How democracy copes with weaker economic performance is a central question of our time. It's not just American. Europe and Japan — that is, most of the rest of the advanced world — also face aging societies, overcommitted governments and slowing growth. Indeed, pressures elsewhere are greater. In Europe, they're magnified by the euro crisis. Eurozone unemployment is now 11.6 percent. By 2050, Japan's 65-and-over population is projected to reach 40 percent of the total.
For Americans, the global nature of the political challenge means that we can't rely on strong demand from Europe and Japan — buyers of 27 percent of U.S. exports in 2011 — for faster growth. Just the opposite: Their weakness threatens ours.

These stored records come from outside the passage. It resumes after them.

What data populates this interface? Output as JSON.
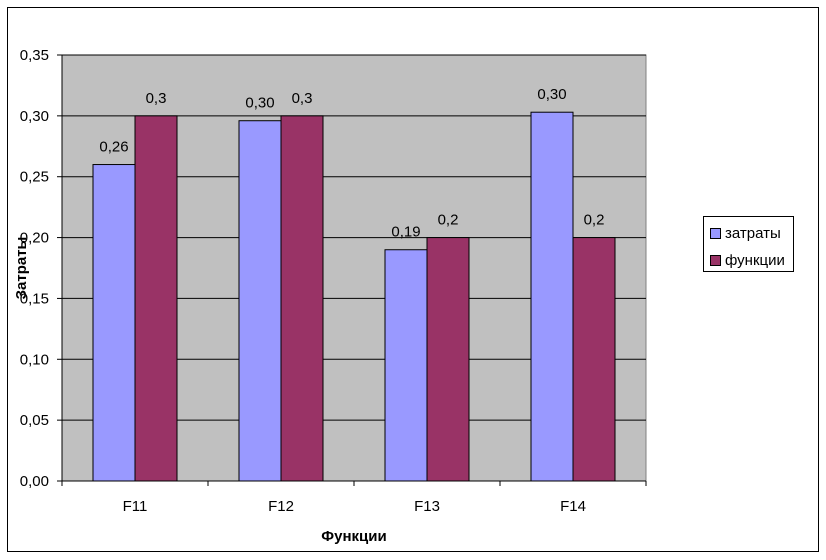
{
  "chart_data": {
    "type": "bar",
    "categories": [
      "F11",
      "F12",
      "F13",
      "F14"
    ],
    "series": [
      {
        "name": "затраты",
        "color": "#9999ff",
        "values": [
          0.26,
          0.296,
          0.19,
          0.303
        ],
        "labels": [
          "0,26",
          "0,30",
          "0,19",
          "0,30"
        ]
      },
      {
        "name": "функции",
        "color": "#993366",
        "values": [
          0.3,
          0.3,
          0.2,
          0.2
        ],
        "labels": [
          "0,3",
          "0,3",
          "0,2",
          "0,2"
        ]
      }
    ],
    "title": "",
    "xlabel": "Функции",
    "ylabel": "Затраты",
    "ylim": [
      0,
      0.35
    ],
    "yticks": [
      0,
      0.05,
      0.1,
      0.15,
      0.2,
      0.25,
      0.3,
      0.35
    ],
    "ytick_labels": [
      "0,00",
      "0,05",
      "0,10",
      "0,15",
      "0,20",
      "0,25",
      "0,30",
      "0,35"
    ],
    "grid": true,
    "legend_position": "right",
    "plot_background": "#c0c0c0"
  }
}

Generally, what should be done is clear. Government needs to adopt progrowth policies that might cushion — it can't reverse — the economic slowdown. At the same time, it needs to curb some benefits and find ways to pay for the rest. Together, these steps might limit the competition for scarce resources. But of course, there is no consensus on putting these broad generalities into practice. In a better world, the campaign would have focused on rival ideas to do so.

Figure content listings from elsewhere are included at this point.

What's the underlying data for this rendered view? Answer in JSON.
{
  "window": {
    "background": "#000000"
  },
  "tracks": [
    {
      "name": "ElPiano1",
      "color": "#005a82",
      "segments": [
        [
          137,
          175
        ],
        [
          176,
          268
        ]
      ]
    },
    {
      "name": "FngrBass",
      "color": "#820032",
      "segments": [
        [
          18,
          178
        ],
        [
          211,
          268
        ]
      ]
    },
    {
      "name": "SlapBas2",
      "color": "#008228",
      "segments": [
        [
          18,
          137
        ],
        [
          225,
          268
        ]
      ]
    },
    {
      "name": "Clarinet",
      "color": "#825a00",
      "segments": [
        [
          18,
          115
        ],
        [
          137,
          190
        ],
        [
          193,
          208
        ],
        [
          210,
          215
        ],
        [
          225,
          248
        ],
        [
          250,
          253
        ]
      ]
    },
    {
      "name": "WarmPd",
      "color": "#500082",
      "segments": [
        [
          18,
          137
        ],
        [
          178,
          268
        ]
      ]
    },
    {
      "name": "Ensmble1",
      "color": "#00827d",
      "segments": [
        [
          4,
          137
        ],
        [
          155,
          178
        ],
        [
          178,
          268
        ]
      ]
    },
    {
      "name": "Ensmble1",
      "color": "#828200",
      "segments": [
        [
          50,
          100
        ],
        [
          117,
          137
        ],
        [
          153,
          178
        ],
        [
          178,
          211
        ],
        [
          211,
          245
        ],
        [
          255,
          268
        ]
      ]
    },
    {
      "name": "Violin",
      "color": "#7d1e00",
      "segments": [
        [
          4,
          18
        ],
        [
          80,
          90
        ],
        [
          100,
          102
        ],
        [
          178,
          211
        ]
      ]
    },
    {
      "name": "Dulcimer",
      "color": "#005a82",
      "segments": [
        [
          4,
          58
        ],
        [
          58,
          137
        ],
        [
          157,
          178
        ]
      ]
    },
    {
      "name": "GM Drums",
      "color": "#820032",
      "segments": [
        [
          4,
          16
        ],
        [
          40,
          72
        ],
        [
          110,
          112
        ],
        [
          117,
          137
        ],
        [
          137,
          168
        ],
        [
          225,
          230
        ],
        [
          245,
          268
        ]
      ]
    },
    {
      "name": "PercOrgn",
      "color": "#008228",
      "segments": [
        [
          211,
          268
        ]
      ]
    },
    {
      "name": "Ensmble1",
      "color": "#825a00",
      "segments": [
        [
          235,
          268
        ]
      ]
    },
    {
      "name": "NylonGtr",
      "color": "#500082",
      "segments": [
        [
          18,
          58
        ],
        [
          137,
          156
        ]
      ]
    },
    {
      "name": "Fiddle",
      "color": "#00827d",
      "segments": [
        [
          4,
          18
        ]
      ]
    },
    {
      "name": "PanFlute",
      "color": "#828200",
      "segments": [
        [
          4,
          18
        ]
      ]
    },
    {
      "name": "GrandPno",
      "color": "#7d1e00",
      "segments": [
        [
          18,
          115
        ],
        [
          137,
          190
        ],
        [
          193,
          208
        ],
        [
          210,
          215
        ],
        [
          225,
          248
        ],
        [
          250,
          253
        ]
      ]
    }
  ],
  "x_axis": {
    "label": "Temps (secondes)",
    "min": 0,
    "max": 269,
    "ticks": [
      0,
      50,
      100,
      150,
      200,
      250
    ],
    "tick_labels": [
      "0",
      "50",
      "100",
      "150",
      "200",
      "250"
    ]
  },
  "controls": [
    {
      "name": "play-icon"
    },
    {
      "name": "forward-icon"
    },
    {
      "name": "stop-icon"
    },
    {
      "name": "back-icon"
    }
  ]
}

It didn't. A campaign book might be titled "Profiles in Expedience." To win, President Barack Obama and Mitt Romney each seemed willing to say almost anything, no matter how twisted or misleading.
To be sure, broad philosophical differences were clear. Romney is probusiness; Obama is progovernment. And some areas of agreement emerged: developing natural gas reserves, for instance. But mainly Obama and Romney evaded questions central to America's economic future. How big will government grow? Will larger government penalize economic growth? How much will spending on the elderly squeeze other programs? How can health spending (a quarter of federal outlays) be controlled? How should changes be timed to minimize any threat to the recovery?
Although the immediate questions involve the budget and economy, the ultimate consequences are social and geopolitical. Prosperity — more or less of it — affects Americans' pride, confidence, ability to support a strong military and willingness to be a global leader. The questions the candidates avoided remain. They will quickly reassert themselves as Washington confronts the "fiscal cliff" — the roughly $500 billion of spending cuts and tax increases scheduled for early 2013 — and the need to raise the federal debt ceiling.
Whoever wins won't get much help with these problems from public opinion. The campaign has not prepared Americans for the debates and choices that lie ahead. Many may feel bewildered or betrayed. The silence of Obama and Romney followed standard political logic. Because the nation's problems lack painless solutions, the safest course was to avoid them. To practice candor was to court unpopularity. But the price of political expediency may now be paid in diminished public trust and increased odds of stalemate.